目的の店に着くと客はまばらだった。休日の朝の時間帯はこんなものだろう。注文を済ませ、二人分の朝食を受け取って席に座る。藍桐はソーセージマフィンとサイドサラダとアイスコーヒーのセット。私がマックグリドルベーコンエッグとハッシュポテトとアイスコーヒーのセット。
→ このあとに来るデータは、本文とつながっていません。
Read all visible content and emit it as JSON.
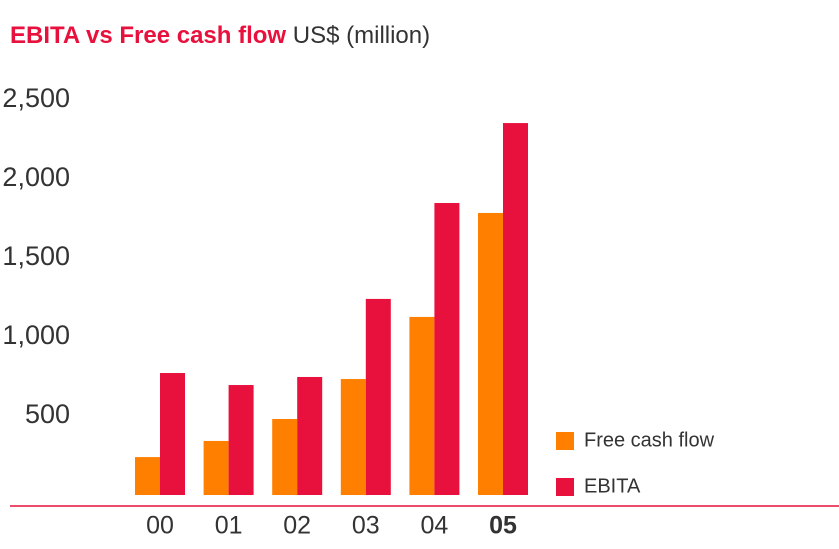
{
  "chart_data": {
    "type": "bar",
    "title": "EBITA vs Free cash flow",
    "subtitle": "US$ (million)",
    "categories": [
      "00",
      "01",
      "02",
      "03",
      "04",
      "05"
    ],
    "series": [
      {
        "name": "Free cash flow",
        "color": "#ff8000",
        "values": [
          240,
          342,
          481,
          734,
          1127,
          1785
        ]
      },
      {
        "name": "EBITA",
        "color": "#e8103c",
        "values": [
          772,
          696,
          747,
          1241,
          1848,
          2354
        ]
      }
    ],
    "ylim": [
      0,
      2500
    ],
    "yticks": [
      {
        "value": 500,
        "label": "500"
      },
      {
        "value": 1000,
        "label": "1,000"
      },
      {
        "value": 1500,
        "label": "1,500"
      },
      {
        "value": 2000,
        "label": "2,000"
      },
      {
        "value": 2500,
        "label": "2,500"
      }
    ],
    "grid": false
  }
}
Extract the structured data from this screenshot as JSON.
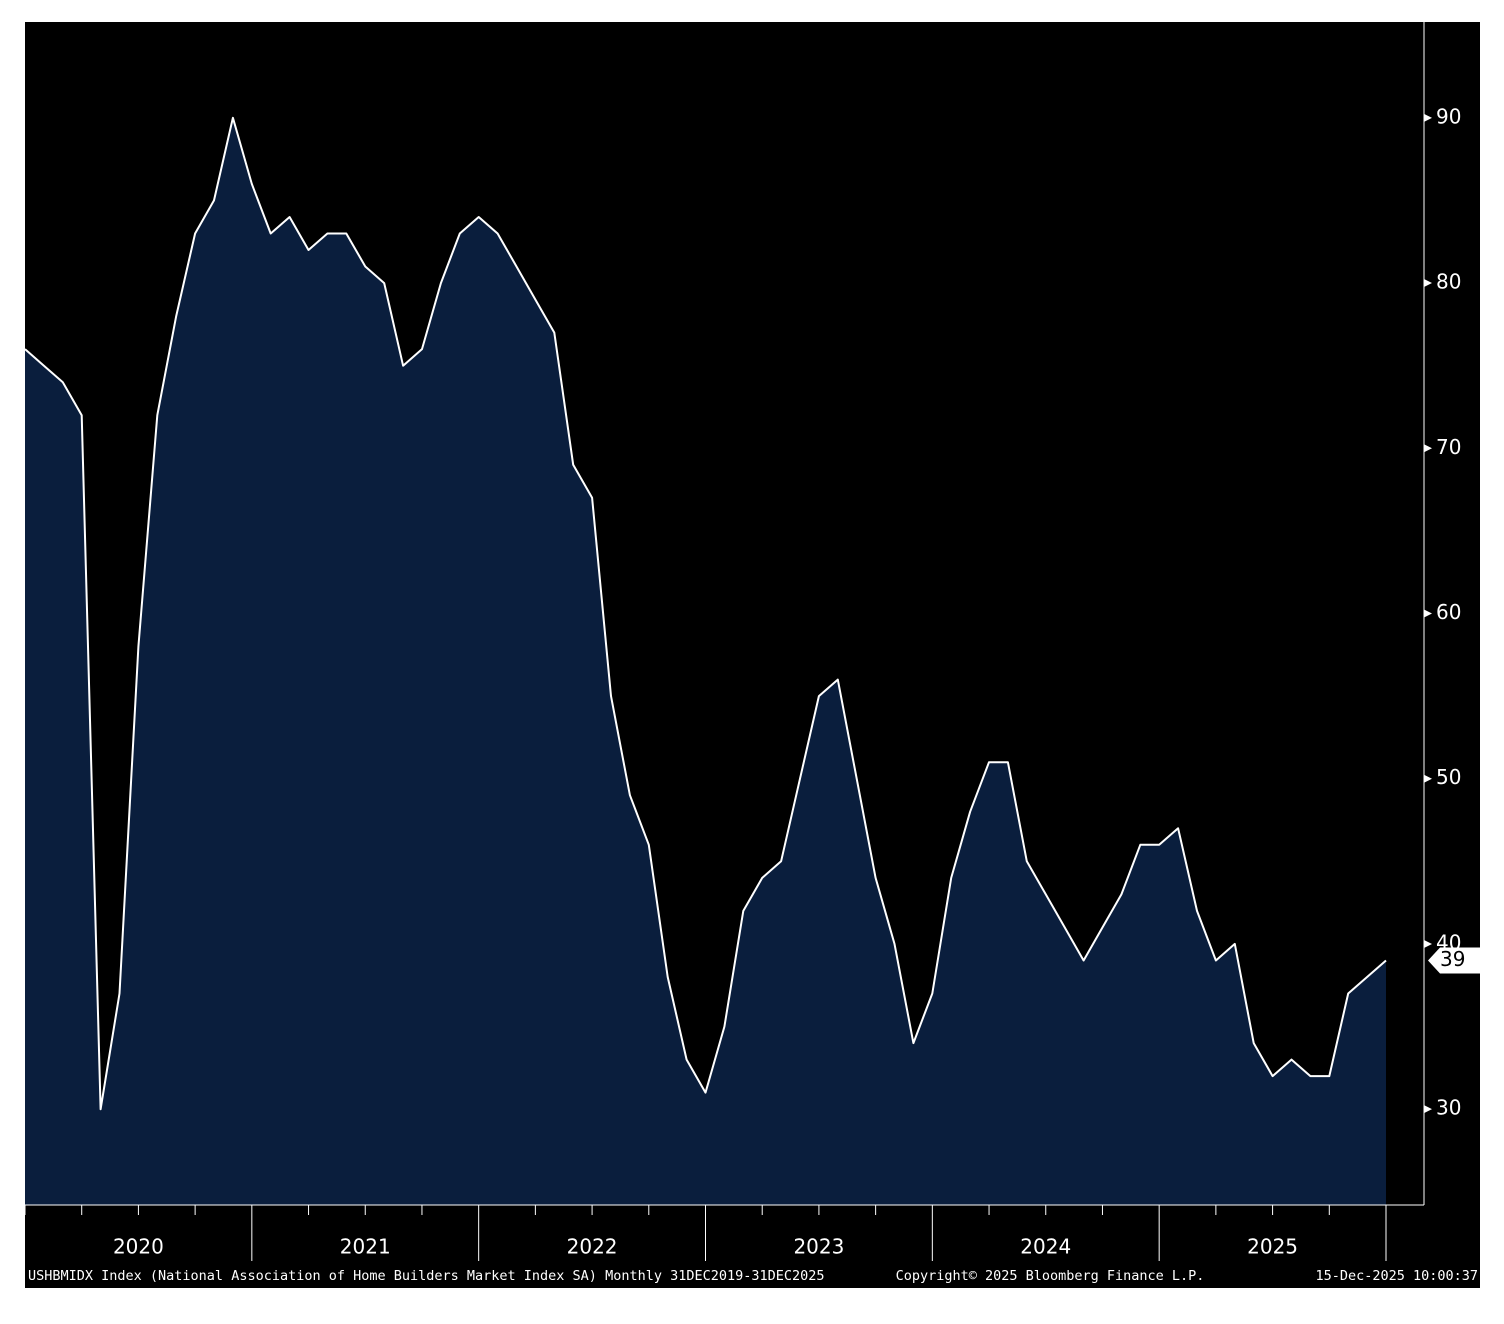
{
  "chart_data": {
    "type": "area",
    "footnote": "USHBMIDX Index (National Association of Home Builders Market Index SA) Monthly 31DEC2019-31DEC2025",
    "copyright": "Copyright© 2025 Bloomberg Finance L.P.",
    "timestamp": "15-Dec-2025 10:00:37",
    "year_labels": [
      "2020",
      "2021",
      "2022",
      "2023",
      "2024",
      "2025"
    ],
    "values": [
      76,
      75,
      74,
      72,
      30,
      37,
      58,
      72,
      78,
      83,
      85,
      90,
      86,
      83,
      84,
      82,
      83,
      83,
      81,
      80,
      75,
      76,
      80,
      83,
      84,
      83,
      81,
      79,
      77,
      69,
      67,
      55,
      49,
      46,
      38,
      33,
      31,
      35,
      42,
      44,
      45,
      50,
      55,
      56,
      50,
      44,
      40,
      34,
      37,
      44,
      48,
      51,
      51,
      45,
      43,
      41,
      39,
      41,
      43,
      46,
      46,
      47,
      42,
      39,
      40,
      34,
      32,
      33,
      32,
      32,
      37,
      38,
      39
    ],
    "color": "#0a1e3d",
    "line_color": "#ffffff",
    "ylim": [
      24.2,
      95.8
    ],
    "yticks": [
      30,
      40,
      50,
      60,
      70,
      80,
      90
    ],
    "last_value_label": true
  }
}
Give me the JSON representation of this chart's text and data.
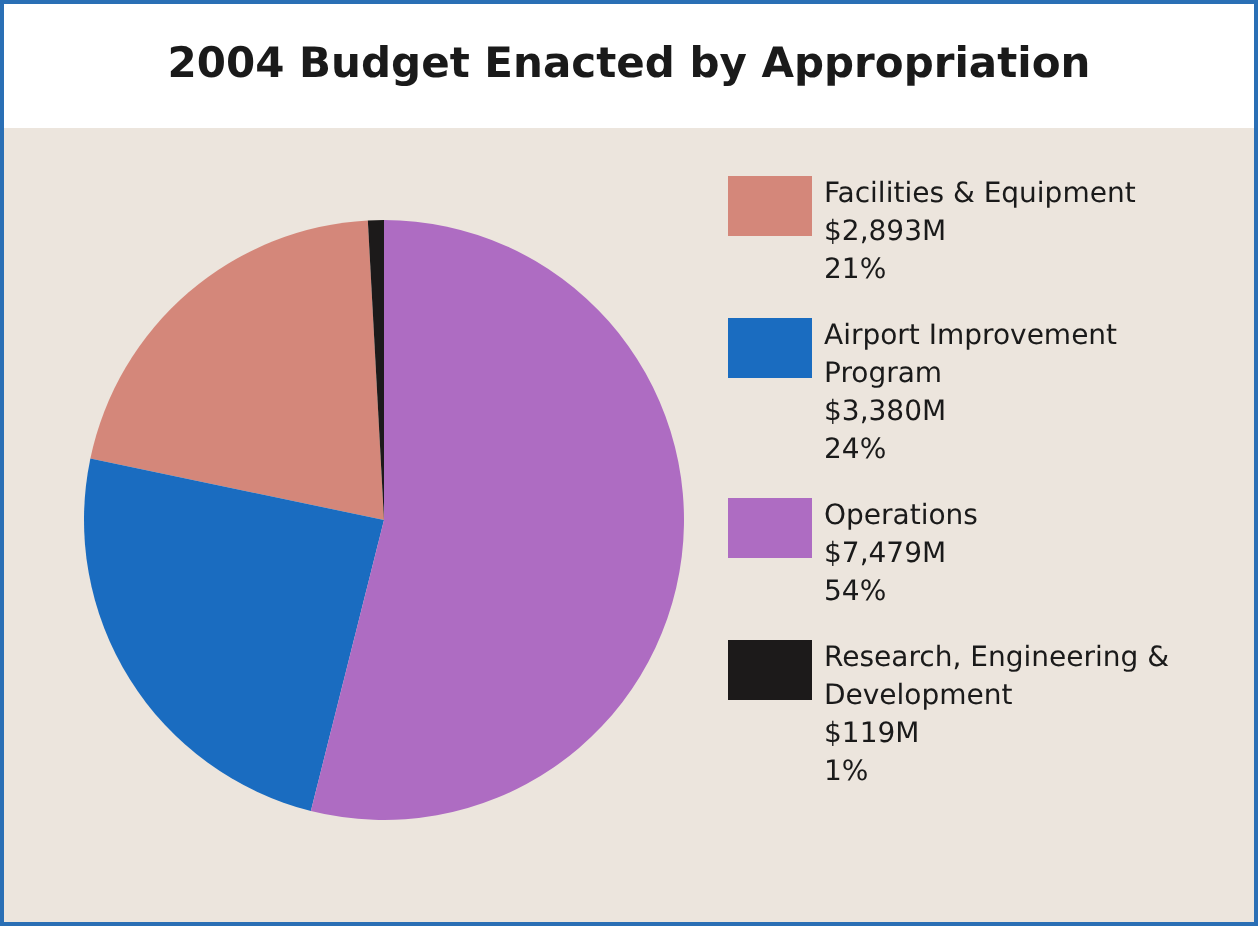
{
  "chart_data": {
    "type": "pie",
    "title": "2004 Budget Enacted by Appropriation",
    "categories": [
      "Facilities & Equipment",
      "Airport Improvement Program",
      "Operations",
      "Research, Engineering & Development"
    ],
    "values": [
      2893,
      3380,
      7479,
      119
    ],
    "value_labels": [
      "$2,893M",
      "$3,380M",
      "$7,479M",
      "$119M"
    ],
    "annotations": [
      "21%",
      "24%",
      "54%",
      "1%"
    ],
    "colors": [
      "#d4877a",
      "#1a6cc0",
      "#ae6cc2",
      "#1c1a1a"
    ],
    "legend": "right"
  }
}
いっせいに二人してかぶりつく。ベーコンの塩気とパンケーキの甘みが全身に染みる。塩気と甘みと油をアイスコーヒーで流し込むと不健康に身体と脳が喜んでいる。
「あのさ、」
「ん?」
大きな一口を咀嚼して藍桐が話しかける。
「无諦が初めてマック食べてるのを見た時、かなり衝撃的だったんだよね!」
「どういうことだ」
「无諦もこんな庶民的なもの食べるんだって!」
「そんなに箱入りに見えるか?」
「ものすごいお坊ちゃんだと思ってるわけではないんだけどさ! なんか俗っぽすぎるっていうか!」
普通にマックを食べて育ったが、藍桐はまた何か私に夢を見ていたらしい。いつものことなので、適当に聞き流す。
「でも食べるのは下手だよね?」
「まあそれは
……
」
口の可動域が小さいのか、昔からハンバーガーの類を食べるのが下手だった。藍桐と食べると私の方ばかり汚れてしまう。
「だってほら、また口の端にパンくずついてる」
藍桐が身を乗り出して私の口の端を拭う。子供のような扱いにアイスコーヒーを音を立てて啜った。